Out of the total 31 ads issued between 17 to 26 March by the TMC, more than half of them focused on Covid mishandling by the Modi government — a clear effort to incite anger among the Bengali voters. During the same time, the BJP released 468 ads attacking the Mamata government on women’s safety, corruption, and appeasement politics, but remained silent on the Covid situation. Moreover, we found that while the official overall spending during the entire campaign of the BJP on Facebook ads was much lower than the TMC’s, the BJP spent significantly more (Rs 55,89,197) than its political opponent (Rs 40,64,987) since 17 April. This potentially reflects the dynamic nature of the BJP campaign, evolving to suit the need of the hour.
Turnout is key
All election campaigns operate largely with three main objectives – to inform, persuade and turn out voters. In a long and closely fought election campaign, like the one unfolding in West Bengal, the right message at the opportune moment can persuade the still undecided voter and turn the tide in favour of either party. And it does seem like the rising Covid cases and the TMC’s willingness to tap into this could swing the election in favour of Mamata Banerjee by turning voters away from the BJP.
While many TMC politicians blame the current surge of the pandemic on the BJP and its campaigning in West Bengal, it is not clear if public opinion on the ground and across the political spectrum shares the view. The last two phases of the election will likely prove to be decisive and voter turnout will be an important factor. The impact of Covid is already being felt with phase seven reporting the lowest participation of 76.24 per cent among all the phases of polling so far. The previous low was reported in phase four with 79.9 per cent turnout.
The perceived handling of pandemic
In an online survey of 974 individuals in West Bengal conducted by YouGov from 24 March to 27 March 2021, we measured evaluations of political leaders’ performance in managing the coronavirus pandemic. We asked respondents to what extent they agreed or disagreed with the statement that PM Modi and CM Mamata are “doing a good job with respect to the coronavirus pandemic.” Overall, most respondents agreed with the statement that both politicians were performing well: 56 per cent of respondents agreed or strongly agreed that Modi was performing well while 53 per cent stated so for Mamata. This small difference isn’t statistically meaningful.

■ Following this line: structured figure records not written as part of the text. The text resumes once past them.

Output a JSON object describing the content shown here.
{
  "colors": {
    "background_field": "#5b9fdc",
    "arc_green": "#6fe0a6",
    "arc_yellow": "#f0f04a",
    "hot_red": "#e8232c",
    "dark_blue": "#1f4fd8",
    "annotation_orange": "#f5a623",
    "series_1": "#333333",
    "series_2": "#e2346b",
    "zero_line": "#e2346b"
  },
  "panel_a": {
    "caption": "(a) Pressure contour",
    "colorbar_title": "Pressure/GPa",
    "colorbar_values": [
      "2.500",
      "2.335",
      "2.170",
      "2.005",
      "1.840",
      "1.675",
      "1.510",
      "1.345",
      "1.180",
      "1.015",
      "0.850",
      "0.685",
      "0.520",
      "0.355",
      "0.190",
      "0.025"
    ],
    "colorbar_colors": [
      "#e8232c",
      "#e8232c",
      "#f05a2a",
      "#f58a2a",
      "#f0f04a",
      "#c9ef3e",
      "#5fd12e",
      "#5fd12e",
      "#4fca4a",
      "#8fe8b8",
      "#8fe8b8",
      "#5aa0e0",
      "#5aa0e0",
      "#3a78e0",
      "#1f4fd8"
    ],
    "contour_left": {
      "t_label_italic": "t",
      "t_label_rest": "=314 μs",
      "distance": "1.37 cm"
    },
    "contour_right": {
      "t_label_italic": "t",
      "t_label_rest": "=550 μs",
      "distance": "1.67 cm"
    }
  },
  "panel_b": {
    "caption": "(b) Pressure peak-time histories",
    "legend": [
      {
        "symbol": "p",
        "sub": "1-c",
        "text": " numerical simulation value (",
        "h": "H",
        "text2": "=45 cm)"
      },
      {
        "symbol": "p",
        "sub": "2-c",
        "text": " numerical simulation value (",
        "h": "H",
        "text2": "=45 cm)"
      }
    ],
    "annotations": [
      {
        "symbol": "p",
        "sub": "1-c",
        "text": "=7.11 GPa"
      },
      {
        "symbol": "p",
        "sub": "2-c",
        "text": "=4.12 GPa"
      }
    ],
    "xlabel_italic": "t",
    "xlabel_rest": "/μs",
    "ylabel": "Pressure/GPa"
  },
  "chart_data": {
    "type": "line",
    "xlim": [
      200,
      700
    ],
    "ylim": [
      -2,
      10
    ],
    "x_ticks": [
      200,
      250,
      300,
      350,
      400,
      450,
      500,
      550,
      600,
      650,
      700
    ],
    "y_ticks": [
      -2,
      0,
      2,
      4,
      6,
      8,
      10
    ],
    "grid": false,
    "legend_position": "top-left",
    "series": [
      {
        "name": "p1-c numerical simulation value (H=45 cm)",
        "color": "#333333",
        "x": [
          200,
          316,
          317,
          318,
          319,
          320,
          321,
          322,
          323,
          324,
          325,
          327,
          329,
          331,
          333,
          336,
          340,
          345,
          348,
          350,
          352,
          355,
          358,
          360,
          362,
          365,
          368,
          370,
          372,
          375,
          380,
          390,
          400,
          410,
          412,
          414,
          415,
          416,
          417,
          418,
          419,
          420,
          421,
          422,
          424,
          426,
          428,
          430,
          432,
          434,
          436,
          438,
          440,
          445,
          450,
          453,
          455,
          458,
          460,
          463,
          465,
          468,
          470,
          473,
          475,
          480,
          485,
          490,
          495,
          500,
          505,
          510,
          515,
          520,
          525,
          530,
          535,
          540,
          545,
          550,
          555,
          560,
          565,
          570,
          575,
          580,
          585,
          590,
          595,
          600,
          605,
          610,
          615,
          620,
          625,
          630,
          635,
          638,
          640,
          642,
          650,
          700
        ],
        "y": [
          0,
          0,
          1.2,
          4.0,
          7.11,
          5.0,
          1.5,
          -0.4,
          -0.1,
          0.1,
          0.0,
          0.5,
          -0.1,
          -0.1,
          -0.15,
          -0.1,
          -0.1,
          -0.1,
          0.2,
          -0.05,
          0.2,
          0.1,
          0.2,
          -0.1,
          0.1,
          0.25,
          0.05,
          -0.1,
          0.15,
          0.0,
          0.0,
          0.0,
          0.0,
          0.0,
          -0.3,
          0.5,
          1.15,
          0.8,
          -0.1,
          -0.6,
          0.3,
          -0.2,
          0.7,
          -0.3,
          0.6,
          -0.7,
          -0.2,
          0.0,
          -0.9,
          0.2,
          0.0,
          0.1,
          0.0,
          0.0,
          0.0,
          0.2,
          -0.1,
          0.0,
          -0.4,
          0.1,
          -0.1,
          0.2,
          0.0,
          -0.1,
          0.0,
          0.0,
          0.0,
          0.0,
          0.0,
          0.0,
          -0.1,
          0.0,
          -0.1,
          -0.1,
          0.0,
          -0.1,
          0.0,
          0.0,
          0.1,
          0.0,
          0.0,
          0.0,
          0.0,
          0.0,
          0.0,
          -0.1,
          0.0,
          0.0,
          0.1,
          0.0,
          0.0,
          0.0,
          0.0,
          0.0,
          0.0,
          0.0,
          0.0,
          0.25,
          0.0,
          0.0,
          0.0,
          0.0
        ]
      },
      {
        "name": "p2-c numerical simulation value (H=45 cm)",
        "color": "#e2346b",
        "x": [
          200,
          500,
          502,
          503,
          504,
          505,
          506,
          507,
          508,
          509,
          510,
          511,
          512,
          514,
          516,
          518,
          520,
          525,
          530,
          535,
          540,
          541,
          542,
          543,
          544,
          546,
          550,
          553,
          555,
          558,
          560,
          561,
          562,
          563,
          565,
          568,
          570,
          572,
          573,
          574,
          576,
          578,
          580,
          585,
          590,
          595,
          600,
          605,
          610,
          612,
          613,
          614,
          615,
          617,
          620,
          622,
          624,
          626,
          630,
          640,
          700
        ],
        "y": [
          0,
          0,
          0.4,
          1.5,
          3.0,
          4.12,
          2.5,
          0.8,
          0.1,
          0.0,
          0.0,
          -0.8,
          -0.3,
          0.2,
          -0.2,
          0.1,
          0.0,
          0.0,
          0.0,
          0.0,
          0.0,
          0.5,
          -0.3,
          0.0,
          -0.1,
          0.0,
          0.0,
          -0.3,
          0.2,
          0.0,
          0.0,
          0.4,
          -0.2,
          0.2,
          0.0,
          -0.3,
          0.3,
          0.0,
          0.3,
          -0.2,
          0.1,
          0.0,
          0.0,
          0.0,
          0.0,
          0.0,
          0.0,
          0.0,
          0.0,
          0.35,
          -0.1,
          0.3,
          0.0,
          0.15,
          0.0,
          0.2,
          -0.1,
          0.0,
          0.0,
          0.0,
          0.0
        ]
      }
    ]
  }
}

Next, we looked at how respondents’ party identification might have shaped these evaluations by comparing the evaluations of the self-declared BJP and TMC supporters. As expected, we found that the BJP supporters evaluated Narendra Modi’s performance higher than Mamata Banerjee’s while the converse was true for the TMC supporters. This shows that perceived handling of the pandemic was mostly partisan. Although we note that the difference between the BJP and the TMC supporters’ evaluation of Mamata Banerjee’s performance tended to be smaller than that of Modi’s.
At the time of data collection, while the Covid cases were increasing across the country, the surge had not been severe yet. It will be important to observe how the recent situation might reinforce or reduce these partisan evaluations. Given the current situation, and the widespread suffering of citizens being reported on social media, public opinion is possibly turning against the BJP. This could be happening despite the limited coverage on national news channels on television and the government’s attempt to block Twitter content that is critical of its management of the Covid situation.
Under such unprecedented circumstances, the short-term management of public perception vis-à-vis the second wave and harnessing it to his and his party’s benefit might be a big ask for Modi. This may ultimately benefit Mamata, allowing her to retain power in Bengal.